現在の峠駅に戻ろう。もう一つ確認すべき遺構がある。本線から引き込み線へ折り返して進入する列車が一時待機する待機線だ。本線上は優等列車や貨物列車がひっきりなしに通過している。そんな場所で普通列車がちんたら進行方向を変える余裕は無いので本線から枝分かれした待機線に列車を進入させてそこで進行方向を切り替えていた。その待機線がどこかにあるはずだ。探してみよう。構造上引き込み線と待機線はほぼ一直線上に並んでいなければならない。スノーシェッド内の引き込み線を延長していくと現在の峠駅ホームにぶち当たる。ということは待機線はその先にあるはず。現在の峠駅ホームに上ってみよう。よーく目をこらしてみると・・・あった、駅を出発した本線上り線(福島方面)が突っ込むトンネルのすぐ左にもう一つトンネルがある。線路は既に撤去されてるようだがこの使われてないトンネルこそがかつて待機線が敷かれていた場所に違い無い。ちなみに本線が進入するトンネルは峠を突き抜けて板谷駅へと至るが左側の待機線が敷かれていたトンネルは途中で行き止まりになっている。普通列車一編成が収まる程度の奥行きしか無いのである。どん詰まりのトンネルというのもなかなか乙なものである。

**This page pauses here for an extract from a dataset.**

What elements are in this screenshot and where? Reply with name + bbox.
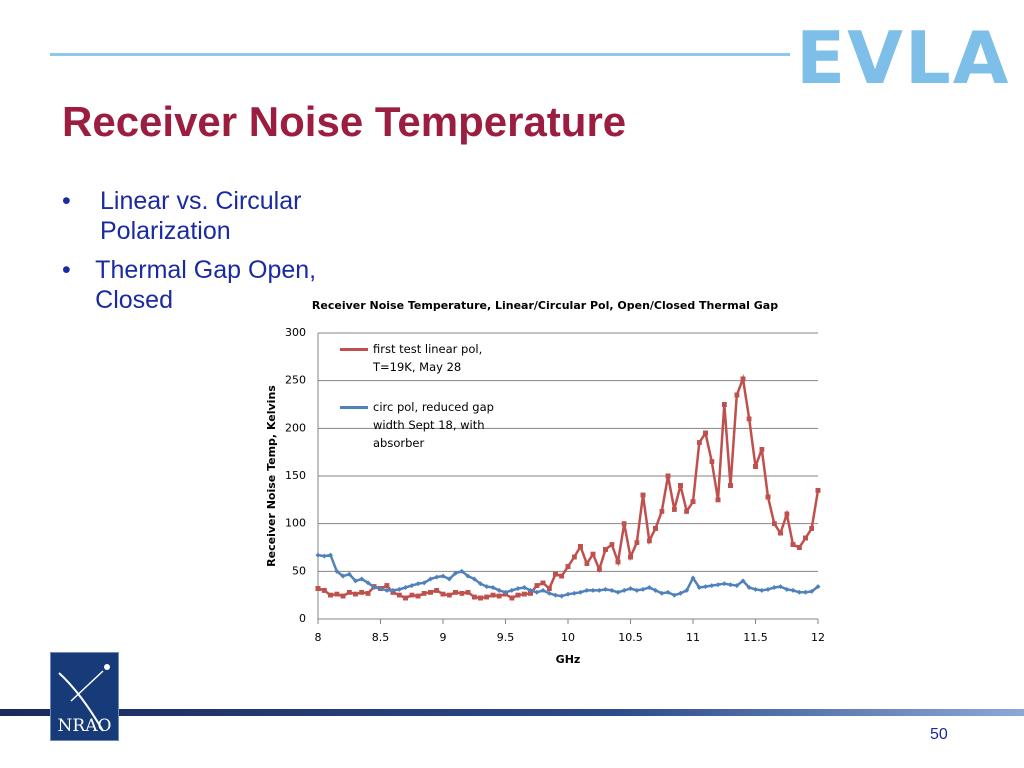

楽しかった板谷駅・峠駅の散策も終わろうとしている。そろそろ米沢方面行き普通列車が到着する時間だ。ホームに上がり普通列車の到着を待っていると肩紐で箱を支えた人がホームにやってきた。峠の茶屋の売り子の方だ。「ちから~餅、ちから~餅」列車の到着と同時に売り子の方のかけ声がホームにこだまする。いつもは電車の中からしか観察できてないが今日はホームでじっくり観察できた。列車が到着すると売り子の方は車両最後尾の後部ドア(車掌がいるあたり)から売り始め、先頭車両に向かって歩いて行く。電車の停車時間はせいぜい10~20秒。牧歌的なローカル線時代とは違う。今や山形線(奥羽本線)は東北新幹線に乗り入れる特急つばさがひっきりなしに通る重要路線となった。駅弁のために長時間停車出来る時代ではないのである。以上のことから確実に峠の力餅を買いたかったら、買いたい峠の力餅(8個入り千円)の数だけ千円札を握りしめ(お釣りの出ないように)、峠駅に到着する頃合いを見計らって最後尾車両の最後尾ドアの前で待つ。これでスムーズに峠の力餅を買えるはずだ。
峠を下って米沢駅に到着。同じ区間を行ったり来たりできるのも週末パスのおかげ。コインロッカーから荷物を回収して新幹線つばさの特急券を購入する。今度は新幹線つばさに乗車して峠を越える。峠越えの時に速度が落ちるのは新幹線も一緒なのね。それだけ現在でも難所ということなのだろう。明治期に蒸気機関車が峠越えしていた線路の上を今も新幹線で駆け抜ける。これを浪漫と言わずして何と言おう。